To others, it’s a quiet choice. That’s where I fit in.
I started my journey towards a vegetarian/vegan lifestyle when I was just a teenager, several years after becoming environmentally conscious reading “50 Simple Things Kids Can Do to Save the Earth.” I kept that book on my shelf for years. My parents thought my new found eating choices were just a phase and demanded I eat some form of meat. I reluctantly ate turkey and chicken until I moved for college. Almost two decades years later, I haven’t touched meat since and recently gave up eggs and rarely eat dairy.
But that doesn’t mean I’ll preach to you about my choice. If you’re reading this, I assume you’re curious about my reasons. Unless you ask, I’d never bring it up in person.
Science has showed us that eating meat has a significant environmental impact. Raising cattle, for example, uses more land – commonly seen through the burning of the Amazon rainforests – but also negatively affects the health of our water supplies, fills the air with greenhouse gases like methane, and is overall an inefficient protein source. Time and numerous other non-political news sources have documented this problem. It’s not an almost-vegan girl’s crazy idea. Beef, to continue my example, requires 160 times more land and produces 11 times more greenhouse gases than plant-based staples.
So, call me a tree-hugger. I’m okay with that.
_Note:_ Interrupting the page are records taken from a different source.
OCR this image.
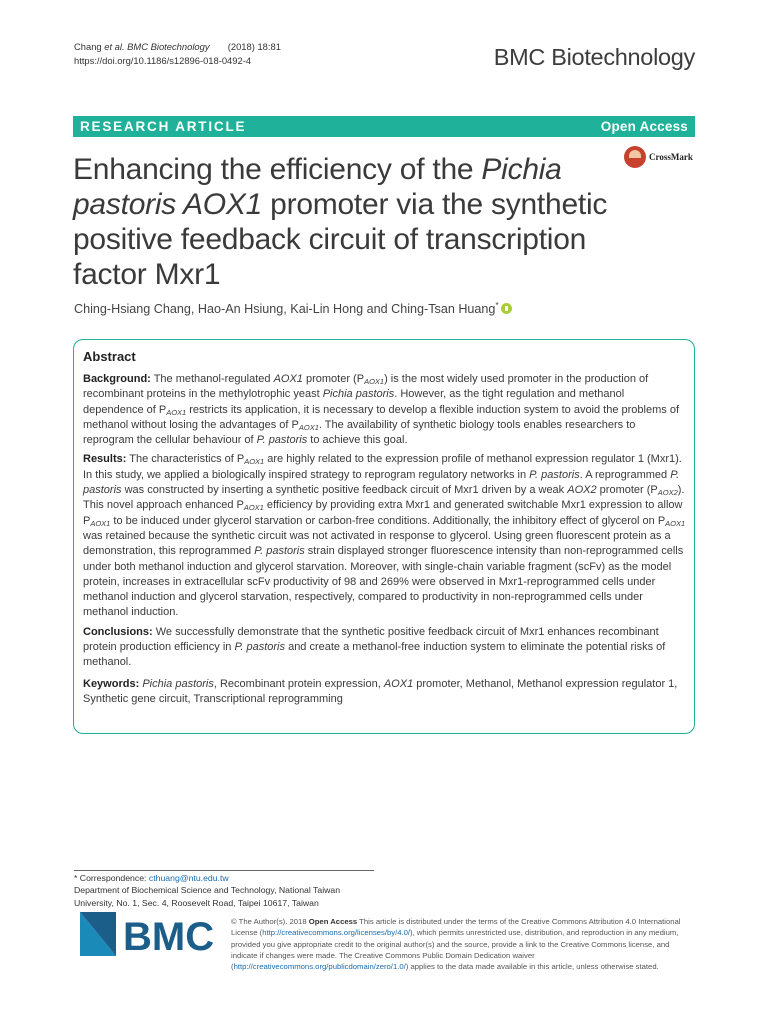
Chang et al. BMC Biotechnology (2018) 18:81
https://doi.org/10.1186/s12896-018-0492-4	BMC Biotechnology
RESEARCH ARTICLE	Open Access
CrossMark
Enhancing the efficiency of the Pichia pastoris AOX1 promoter via the synthetic positive feedback circuit of transcription factor Mxr1
Ching-Hsiang Chang, Hao-An Hsiung, Kai-Lin Hong and Ching-Tsan Huang*
Abstract

Background: The methanol-regulated AOX1 promoter $(P_{AOX1})$ is the most widely used promoter in the production of recombinant proteins in the methylotrophic yeast Pichia pastoris. However, as the tight regulation and methanol dependence of $P_{AOX1}$ restricts its application, it is necessary to develop a flexible induction system to avoid the problems of methanol without losing the advantages of $P_{AOX1}$. The availability of synthetic biology tools enables researchers to reprogram the cellular behaviour of P. pastoris to achieve this goal.

Results: The characteristics of $P_{AOX1}$ are highly related to the expression profile of methanol expression regulator 1 (Mxr1). In this study, we applied a biologically inspired strategy to reprogram regulatory networks in P. pastoris. A reprogrammed P. pastoris was constructed by inserting a synthetic positive feedback circuit of Mxr1 driven by a weak AOX2 promoter $(P_{AOX2})$. This novel approach enhanced $P_{AOX1}$ efficiency by providing extra Mxr1 and generated switchable Mxr1 expression to allow $P_{AOX1}$ to be induced under glycerol starvation or carbon-free conditions. Additionally, the inhibitory effect of glycerol on $P_{AOX1}$ was retained because the synthetic circuit was not activated in response to glycerol. Using green fluorescent protein as a demonstration, this reprogrammed P. pastoris strain displayed stronger fluorescence intensity than non-reprogrammed cells under both methanol induction and glycerol starvation. Moreover, with single-chain variable fragment (scFv) as the model protein, increases in extracellular scFv productivity of 98 and 269% were observed in Mxr1-reprogrammed cells under methanol induction and glycerol starvation, respectively, compared to productivity in non-reprogrammed cells under methanol induction.

Conclusions: We successfully demonstrate that the synthetic positive feedback circuit of Mxr1 enhances recombinant protein production efficiency in P. pastoris and create a methanol-free induction system to eliminate the potential risks of methanol.

Keywords: Pichia pastoris, Recombinant protein expression, AOX1 promoter, Methanol, Methanol expression regulator 1, Synthetic gene circuit, Transcriptional reprogramming

* Correspondence: cthuang@ntu.edu.tw
Department of Biochemical Science and Technology, National Taiwan
University, No. 1, Sec. 4, Roosevelt Road, Taipei 10617, Taiwan
BMC © The Author(s). 2018 Open Access This article is distributed under the terms of the Creative Commons Attribution 4.0 International License (http://creativecommons.org/licenses/by/4.0/), which permits unrestricted use, distribution, and reproduction in any medium, provided you give appropriate credit to the original author(s) and the source, provide a link to the Creative Commons license, and indicate if changes were made. The Creative Commons Public Domain Dedication waiver (http://creativecommons.org/publicdomain/zero/1.0/) applies to the data made available in this article, unless otherwise stated.
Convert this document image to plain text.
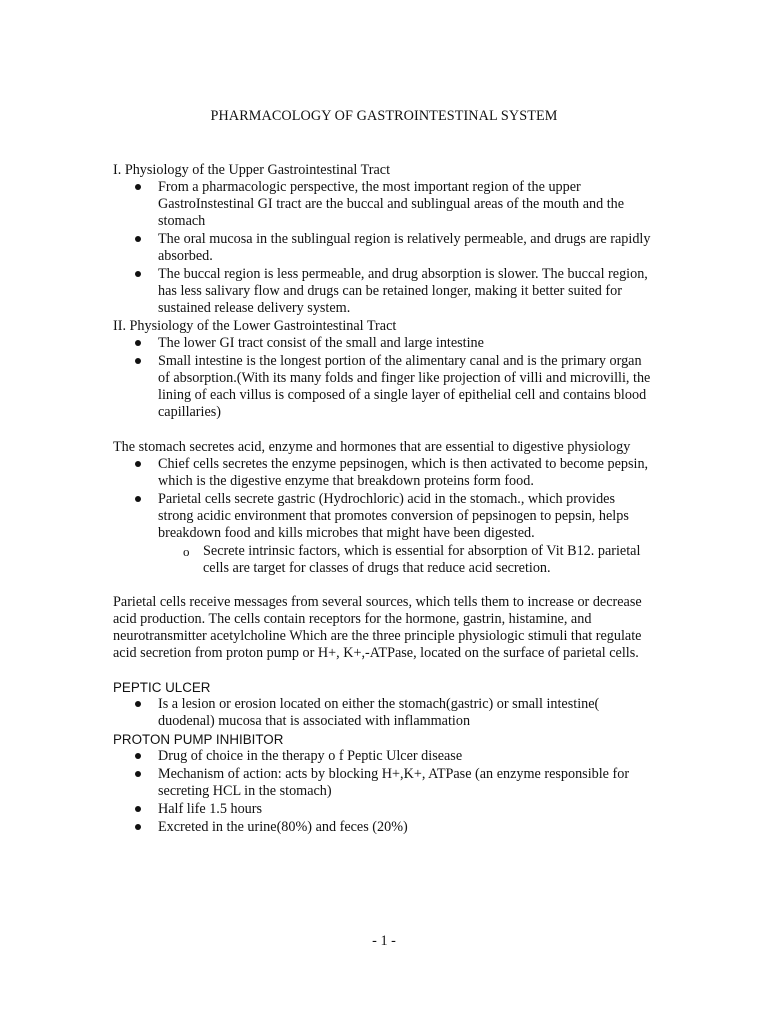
PHARMACOLOGY OF GASTROINTESTINAL SYSTEM
I. Physiology of the Upper Gastrointestinal Tract
From a pharmacologic perspective, the most important region of the upper GastroInstestinal GI tract are the buccal and sublingual areas of the mouth and the stomach
The oral mucosa in the sublingual region is relatively permeable, and drugs are rapidly absorbed.
The buccal region is less permeable, and drug absorption is slower. The buccal region, has less salivary flow and drugs can be retained longer, making it better suited for sustained release delivery system.
II. Physiology of the Lower Gastrointestinal Tract
The lower GI tract consist of the small and large intestine
Small intestine is the longest portion of the alimentary canal and is the primary organ of absorption.(With its many folds and finger like projection of villi and microvilli, the lining of each villus is composed of a single layer of epithelial cell and contains blood capillaries)

The stomach secretes acid, enzyme and hormones that are essential to digestive physiology

Chief cells secretes the enzyme pepsinogen, which is then activated to become pepsin, which is the digestive enzyme that breakdown proteins form food.
Parietal cells secrete gastric (Hydrochloric) acid in the stomach., which provides strong acidic environment that promotes conversion of pepsinogen to pepsin, helps breakdown food and kills microbes that might have been digested.
o Secrete intrinsic factors, which is essential for absorption of Vit B12. parietal cells are target for classes of drugs that reduce acid secretion.

Parietal cells receive messages from several sources, which tells them to increase or decrease acid production. The cells contain receptors for the hormone, gastrin, histamine, and neurotransmitter acetylcholine Which are the three principle physiologic stimuli that regulate acid secretion from proton pump or H+, K+,-ATPase, located on the surface of parietal cells.

PEPTIC ULCER
Is a lesion or erosion located on either the stomach(gastric) or small intestine( duodenal) mucosa that is associated with inflammation
PROTON PUMP INHIBITOR
Drug of choice in the therapy o f Peptic Ulcer disease
Mechanism of action: acts by blocking H+,K+, ATPase (an enzyme responsible for secreting HCL in the stomach)
Half life 1.5 hours
Excreted in the urine(80%) and feces (20%)
- 1 -
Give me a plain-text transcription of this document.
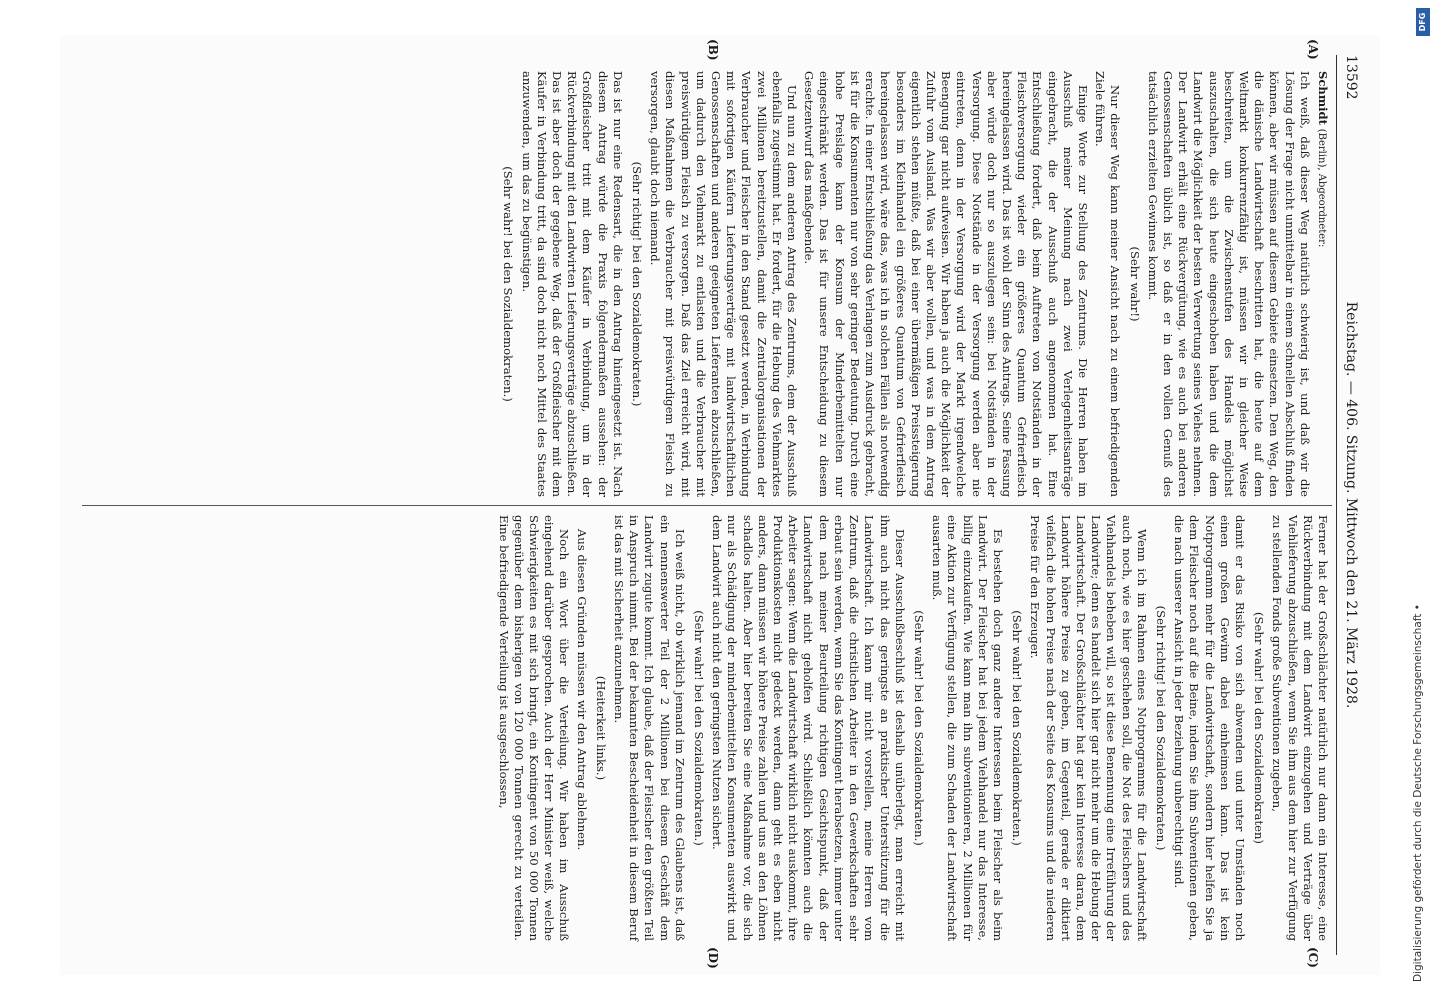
13592
Reichstag. — 406. Sitzung. Mittwoch den 21. März 1928.
(A)
(B)
(C)
(D)

Schmidt (Berlin), Abgeordneter:

Ich weiß, daß dieser Weg natürlich schwierig ist, und daß wir die Lösung der Frage nicht unmittelbar in einem schnellen Abschluß finden können, aber wir müssen auf diesem Gebiete einsetzen. Den Weg, den die dänische Landwirtschaft beschritten hat, die heute auf dem Weltmarkt konkurrenzfähig ist, müssen wir in gleicher Weise beschreiten, um die Zwischenstufen des Handels möglichst auszuschalten, die sich heute eingeschoben haben und die dem Landwirt die Möglichkeit der besten Verwertung seines Viehes nehmen. Der Landwirt erhält eine Rückvergütung, wie es auch bei anderen Genossenschaften üblich ist, so daß er in den vollen Genuß des tatsächlich erzielten Gewinnes kommt.

(Sehr wahr!)

Nur dieser Weg kann meiner Ansicht nach zu einem befriedigenden Ziele führen.

Einige Worte zur Stellung des Zentrums. Die Herren haben im Ausschuß meiner Meinung nach zwei Verlegenheitsanträge eingebracht, die der Ausschuß auch angenommen hat. Eine Entschließung fordert, daß beim Auftreten von Notständen in der Fleischversorgung wieder ein größeres Quantum Gefrierfleisch hereingelassen wird. Das ist wohl der Sinn des Antrags. Seine Fassung aber würde doch nur so auszulegen sein: bei Notständen in der Versorgung. Diese Notstände in der Versorgung werden aber nie eintreten, denn in der Versorgung wird der Markt irgendwelche Beengung gar nicht aufweisen. Wir haben ja auch die Möglichkeit der Zufuhr vom Ausland. Was wir aber wollen, und was in dem Antrag eigentlich stehen müßte, daß bei einer übermäßigen Preissteigerung besonders im Kleinhandel ein größeres Quantum von Gefrierfleisch hereingelassen wird, wäre das, was ich in solchen Fällen als notwendig erachte. In einer Entschließung das Verlangen zum Ausdruck gebracht, ist für die Konsumenten nur von sehr geringer Bedeutung. Durch eine hohe Preislage kann der Konsum der Minderbemittelten nur eingeschränkt werden. Das ist für unsere Entscheidung zu diesem Gesetzentwurf das maßgebende.

Und nun zu dem anderen Antrag des Zentrums, dem der Ausschuß ebenfalls zugestimmt hat. Er fordert, für die Hebung des Viehmarktes zwei Millionen bereitzustellen, damit die Zentralorganisationen der Verbraucher und Fleischer in den Stand gesetzt werden, in Verbindung mit sofortigen Käufern Lieferungsverträge mit landwirtschaftlichen Genossenschaften und anderen geeigneten Lieferanten abzuschließen, um dadurch den Viehmarkt zu entlasten und die Verbraucher mit preiswürdigem Fleisch zu versorgen. Daß das Ziel erreicht wird, mit diesen Maßnahmen die Verbraucher mit preiswürdigem Fleisch zu versorgen, glaubt doch niemand.

(Sehr richtig! bei den Sozialdemokraten.)

Das ist nur eine Redensart, die in den Antrag hineingesetzt ist. Nach diesem Antrag würde die Praxis folgendermaßen aussehen: der Großfleischer tritt mit dem Käufer in Verbindung, um in der Rückverbindung mit den Landwirten Lieferungsverträge abzuschließen. Das ist aber doch der gegebene Weg, daß der Großfleischer mit dem Käufer in Verbindung tritt, da sind doch nicht noch Mittel des Staates anzuwenden, um das zu begünstigen.

(Sehr wahr! bei den Sozialdemokraten.)

Ferner hat der Großschlächter natürlich nur dann ein Interesse, eine Rückverbindung mit dem Landwirt einzugehen und Verträge über Viehlieferung abzuschließen, wenn Sie ihm aus dem hier zur Verfügung zu stellenden Fonds große Subventionen zugeben,

(Sehr wahr! bei den Sozialdemokraten)

damit er das Risiko von sich abwenden und unter Umständen noch einen großen Gewinn dabei einheimsen kann. Das ist kein Notprogramm mehr für die Landwirtschaft, sondern hier helfen Sie ja dem Fleischer noch auf die Beine, indem Sie ihm Subventionen geben, die nach unserer Ansicht in jeder Beziehung unberechtigt sind.

(Sehr richtig! bei den Sozialdemokraten.)

Wenn ich im Rahmen eines Notprogramms für die Landwirtschaft auch noch, wie es hier geschehen soll, die Not des Fleischers und des Viehhandels beheben will, so ist diese Benennung eine Irreführung der Landwirte; denn es handelt sich hier gar nicht mehr um die Hebung der Landwirtschaft. Der Großschlächter hat gar kein Interesse daran, dem Landwirt höhere Preise zu geben, im Gegenteil, gerade er diktiert vielfach die hohen Preise nach der Seite des Konsums und die niederen Preise für den Erzeuger.

(Sehr wahr! bei den Sozialdemokraten.)

Es bestehen doch ganz andere Interessen beim Fleischer als beim Landwirt. Der Fleischer hat bei jedem Viehhandel nur das Interesse, billig einzukaufen. Wie kann man ihn subventionieren, 2 Millionen für eine Aktion zur Verfügung stellen, die zum Schaden der Landwirtschaft ausarten muß.

(Sehr wahr! bei den Sozialdemokraten.)

Dieser Ausschußbeschluß ist deshalb unüberlegt, man erreicht mit ihm auch nicht das geringste an praktischer Unterstützung für die Landwirtschaft. Ich kann mir nicht vorstellen, meine Herren vom Zentrum, daß die christlichen Arbeiter in den Gewerkschaften sehr erbaut sein werden, wenn Sie das Kontingent herabsetzen, immer unter dem nach meiner Beurteilung richtigen Gesichtspunkt, daß der Landwirtschaft nicht geholfen wird. Schließlich könnten auch die Arbeiter sagen: Wenn die Landwirtschaft wirklich nicht auskommt, ihre Produktionskosten nicht gedeckt werden, dann geht es eben nicht anders, dann müssen wir höhere Preise zahlen und uns an den Löhnen schadlos halten. Aber hier bereiten Sie eine Maßnahme vor, die sich nur als Schädigung der minderbemittelten Konsumenten auswirkt und dem Landwirt auch nicht den geringsten Nutzen sichert.

(Sehr wahr! bei den Sozialdemokraten.)

Ich weiß nicht, ob wirklich jemand im Zentrum des Glaubens ist, daß ein nennenswerter Teil der 2 Millionen bei diesem Geschäft dem Landwirt zugute kommt. Ich glaube, daß der Fleischer den größten Teil in Anspruch nimmt. Bei der bekannten Bescheidenheit in diesem Beruf ist das mit Sicherheit anzunehmen.

(Heiterkeit links.)

Aus diesen Gründen müssen wir den Antrag ablehnen.

Noch ein Wort über die Verteilung. Wir haben im Ausschuß eingehend darüber gesprochen. Auch der Herr Minister weiß, welche Schwierigkeiten es mit sich bringt, ein Kontingent von 50 000 Tonnen gegenüber dem bisherigen von 120 000 Tonnen gerecht zu verteilen. Eine befriedigende Verteilung ist ausgeschlossen,	Digitalisierung gefördert durch die Deutsche Forschungsgemeinschaft •
DFG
I want to have a liveable planet there when I’m 90 and for the next generations.
I’ve always loved animals. I couldn’t slaughter one if I tried. I saved a turkey once off a slaughter truck. I have three cats from shelters. My compassion for animals and people is much the same. I respect intelligent life and practice compassion when I can. As such, I can’t support an industry that produces conditions that forces living creatures to be tortured. You don’t have to take my word for it – non-political news sources like the New York Times document it frequently. I believe animals, like humans, deserve to live a little, turn around, and breathe clean air. I think humanity can do better, so I choose to be different.
Modern meat is scary
Animals in factory farms are too often injected with antibiotics, hormones and squished together in ways that often contaminate meat with bodily fluids and bacteria. Again, don’t take my word for it – there are numerous articles from media outlets like CNN to tell you.
I also recently discovered I have numerous food allergies. You might not believe the laundry list of items that I’m allergic to, including beef, turkey, eggs and numerous plants. While I’ve long struggled with giving up processed foods, this revelation has helped me moved towards a plant-based diet in ways most cannot understand. I thrive on my vegan slowcooker books and other recipes and have learned to cook homemade seitan. And amazingly, my grocery bill has been reduced dramatically as I rarely eat processed foods or at restaurants.
I might decline your invitation to dinner or lunch. You might be served something unfamiliar at my house party. I am not 90 pounds thin. But I am happy with my choice and hope that others choose a similar path. But I won’t bother you if you don’t bother me with your fishing pictures or steak dinner.